The steering, as production editor Jennifer Misaros noted, is “perfect, with just the right amount of weight.” The handling is terrific, too, if you use lift-throttle oversteer to dial out an initial tendency to run wide in corners. Once you’ve got the tail slightly out of line and nail the throttle, the Scooby-Doo grips and goes in a nicely balanced drift. Subaru offers an optional performance suspension package–springs, struts, and an anti-roll bar for the wagon ($1500), plus new control arms for the sedan ($1800)–which one of our readers heartily endorsed as a means of banishing understeer. The brakes are pretty good, although the American-spec WRX has two-piston front calipers in place of the four-pot items that the rest of the world gets. Presumably, this was done to help get the car in below the $25,000 price point.
All this entertainment isn’t at the expense of civility. The WRX won’t be confused with a Buick on the highway, but as Davis said after trekking to New York and back: “Its most astonishing quality is its ride comfort. We expect it to be fast, and we expect it to maneuver with a lot of self-assurance, but we don’t expect it to ride like a far more expensive touring sedan. It is really an astonishingly good road car.”

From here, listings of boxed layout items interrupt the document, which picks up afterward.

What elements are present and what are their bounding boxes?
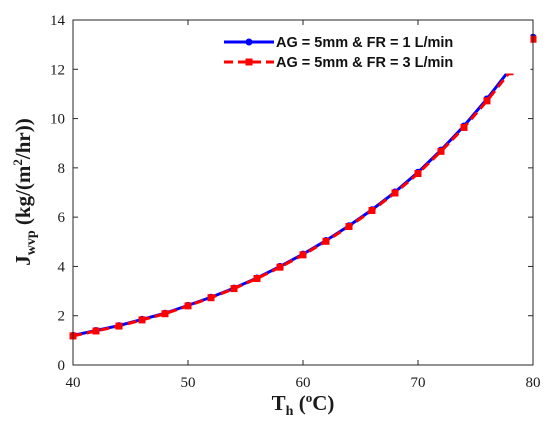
series-2-point xyxy=(253,275,261,283)
legend-marker-2 xyxy=(245,58,253,66)
x-axis-title-sup: o xyxy=(306,390,313,405)
x-tick-label: 80 xyxy=(526,375,541,391)
series-2-point xyxy=(92,327,100,335)
y-tick-label: 14 xyxy=(50,13,66,29)
series-2-point xyxy=(138,316,146,324)
y-tick-label: 8 xyxy=(58,161,66,177)
legend-label-1: AG = 5mm & FR = 1 L/min xyxy=(276,35,453,51)
series-2-point xyxy=(345,223,353,231)
series-2-point xyxy=(230,285,238,293)
series-2-point xyxy=(368,206,376,214)
series-2-point xyxy=(322,237,330,245)
series-2-point xyxy=(115,322,123,330)
y-axis-title-close: /hr)) xyxy=(11,118,35,160)
x-tick-label: 60 xyxy=(296,375,311,391)
y-tick-label: 4 xyxy=(58,259,66,275)
series-2-point xyxy=(207,294,215,302)
y-tick-label: 10 xyxy=(50,112,65,128)
x-axis-title: Th (oC) xyxy=(272,390,335,419)
y-tick-label: 0 xyxy=(58,358,66,374)
y-tick-label: 2 xyxy=(58,309,66,325)
series-2-point xyxy=(437,147,445,155)
x-axis-title-open: ( xyxy=(293,391,305,415)
y-axis-title-main: J xyxy=(11,255,35,266)
series-2-point xyxy=(460,123,468,131)
legend-box xyxy=(214,29,531,74)
x-axis-title-close: C) xyxy=(312,391,334,415)
series-2-point xyxy=(414,170,422,178)
ticks-layer: 40 50 60 70 80 0 2 4 6 8 10 12 14 xyxy=(50,13,541,391)
y-axis-title-sup: 2 xyxy=(10,159,25,166)
y-axis-title-sub: wvp xyxy=(24,230,39,255)
legend: AG = 5mm & FR = 1 L/min AG = 5mm & FR = … xyxy=(214,29,531,74)
y-tick-label: 12 xyxy=(50,62,65,78)
legend-marker-1 xyxy=(245,38,253,46)
series-2-point xyxy=(276,263,284,271)
series-2-point xyxy=(483,97,491,105)
series-2-point xyxy=(184,302,192,310)
x-tick-label: 50 xyxy=(181,375,196,391)
legend-label-2: AG = 5mm & FR = 3 L/min xyxy=(276,55,453,71)
y-tick-label: 6 xyxy=(58,210,66,226)
plot-background xyxy=(73,20,533,365)
series-2-point xyxy=(299,251,307,259)
series-2-point xyxy=(161,310,169,318)
x-tick-label: 70 xyxy=(411,375,426,391)
y-axis-title: Jwvp (kg/(m2/hr)) xyxy=(10,118,39,265)
x-axis-title-main: T xyxy=(272,391,286,415)
x-axis-title-sub: h xyxy=(286,404,294,419)
x-tick-label: 40 xyxy=(66,375,81,391)
series-2-point xyxy=(391,189,399,197)
y-axis-title-open: (kg/(m xyxy=(11,165,35,230)
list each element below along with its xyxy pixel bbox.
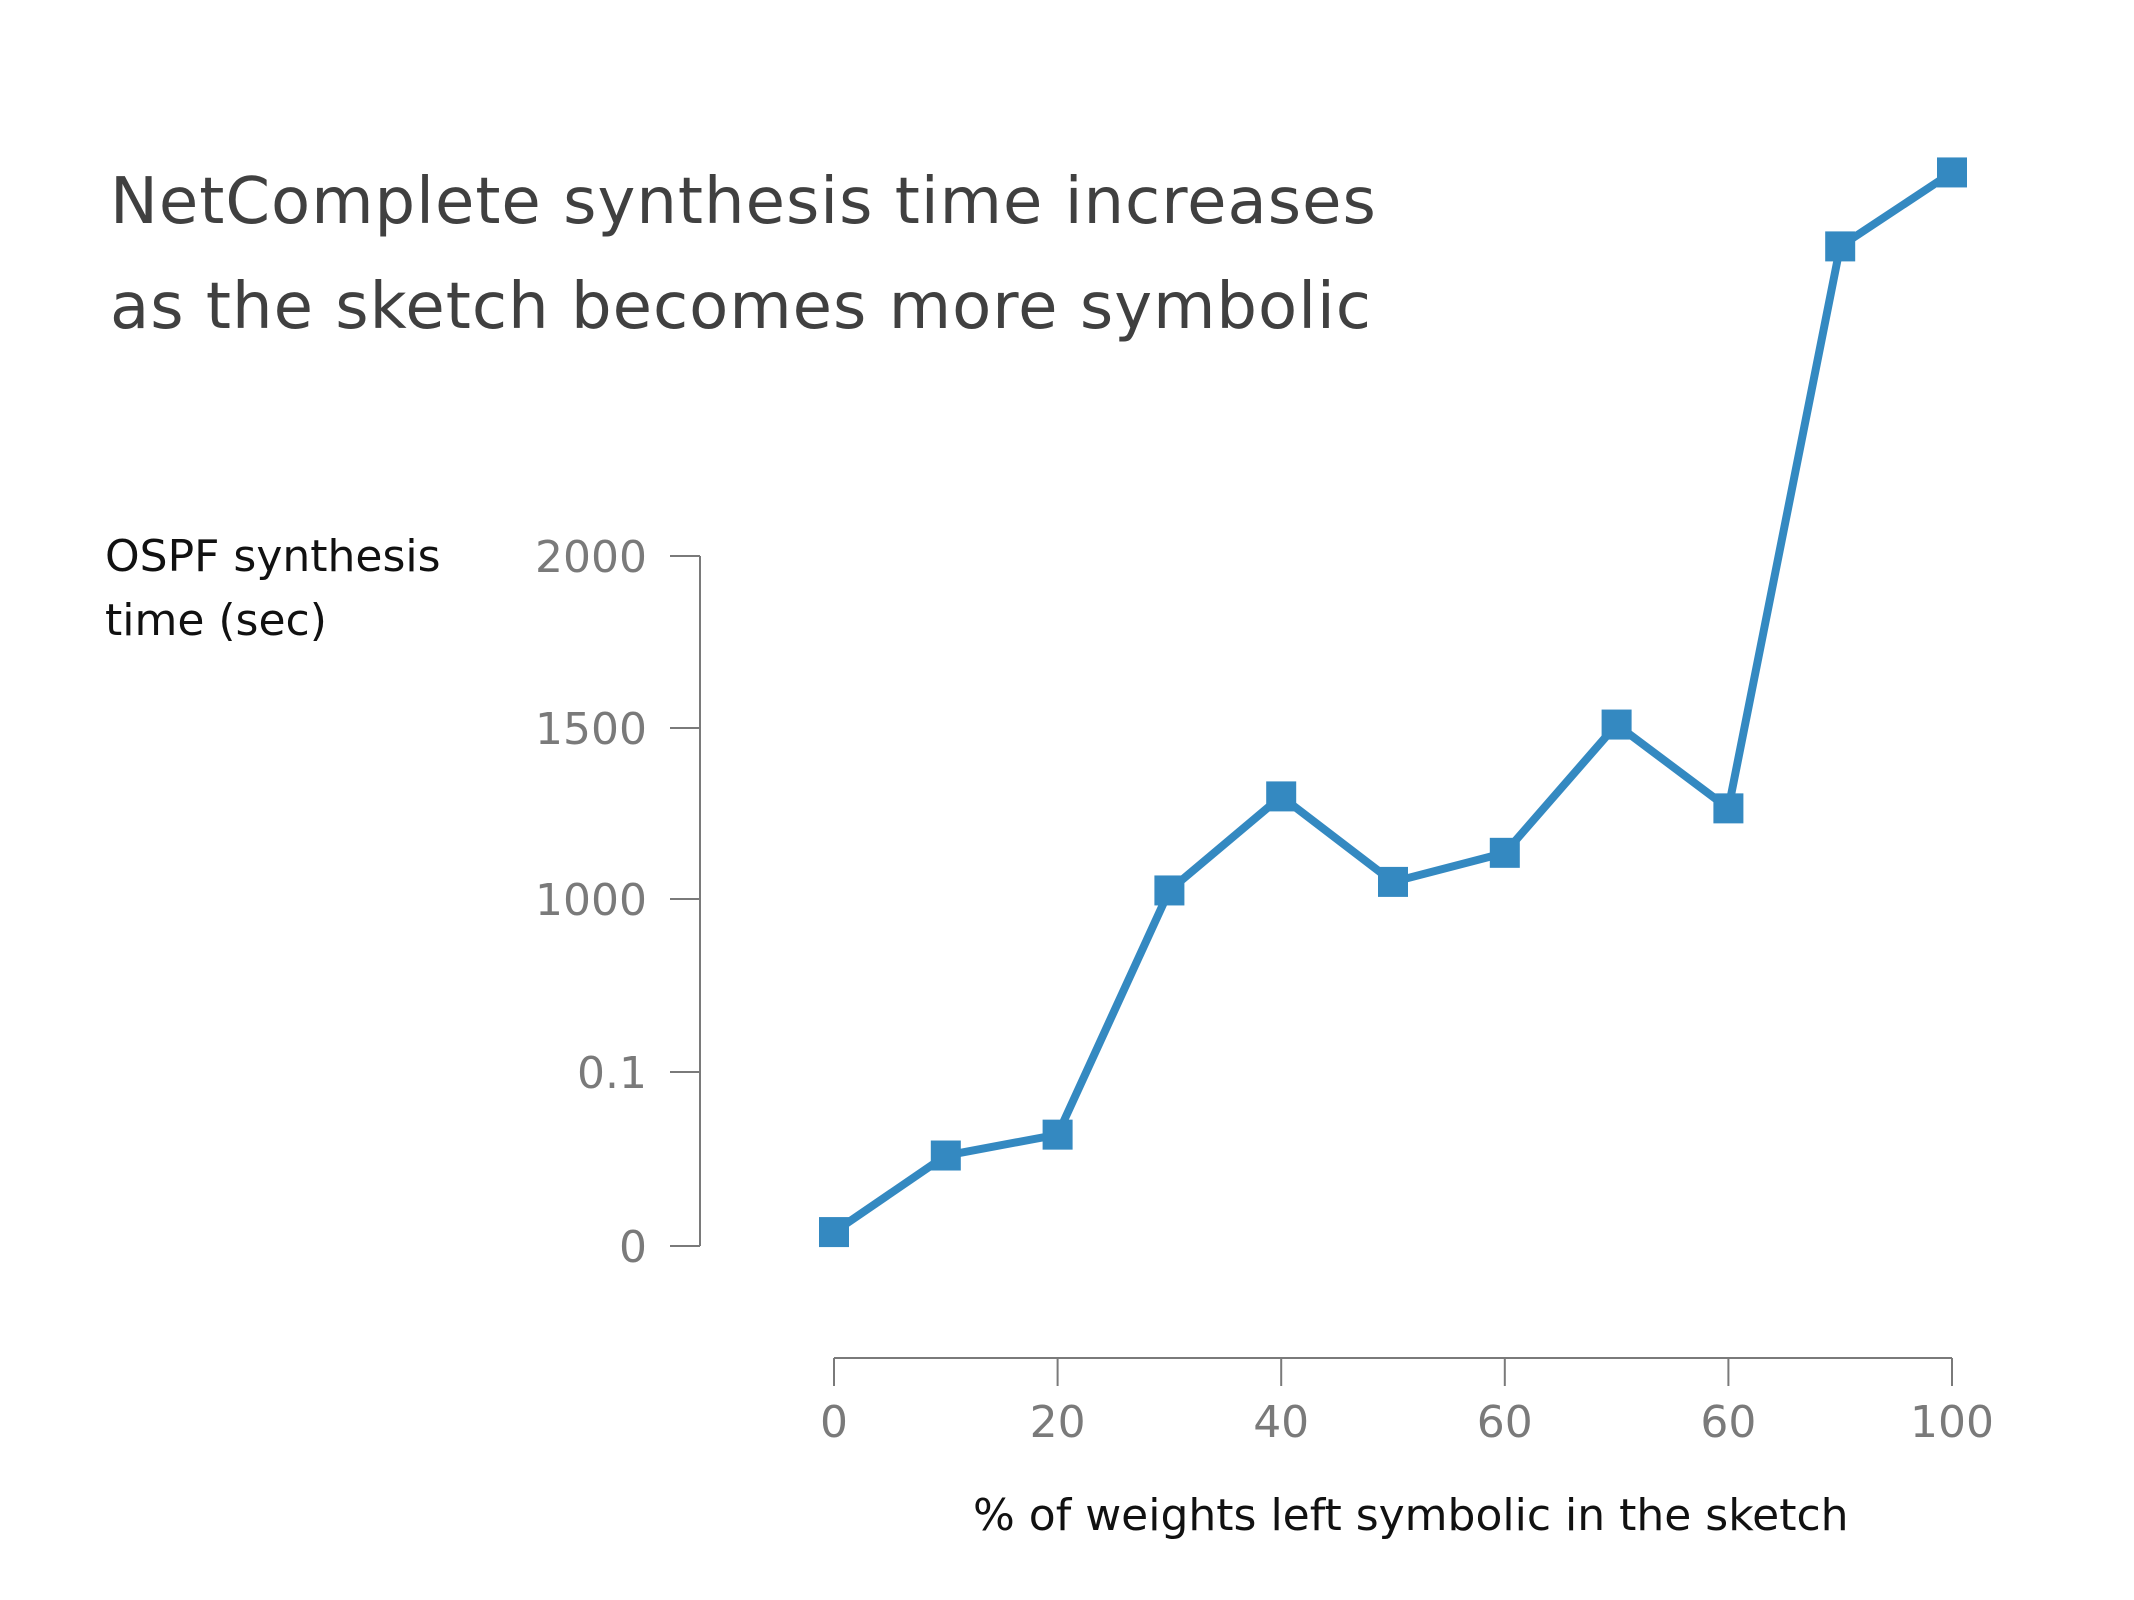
data-point-marker xyxy=(1378,866,1408,897)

Some of our drivers noted that the WRX looks a bit cheap inside (as did our readers), yet nothing broke or fell off in 29,453 miles of heavy service. The interior trim, paint, and alloy wheels all lasted well. It was inexpensive to run for a performance car, with all four scheduled maintenance stops totaling $556.56. The 23-mpg overall fuel consumption was heavier than we expected, however.
So, the Subaru certainly lived up to its Automobile of the Year status. Nothing, but nothing, went wrong with it, and there weren’t even any recalls. For people like me–a driving enthusiast who needs practicality and all-season drivability and who doesn’t like spending an enormous sum on an everyday car, as opposed to a toy–it’s perfect. And it seems that Subaru has found an awful lot of people out there who think the same way.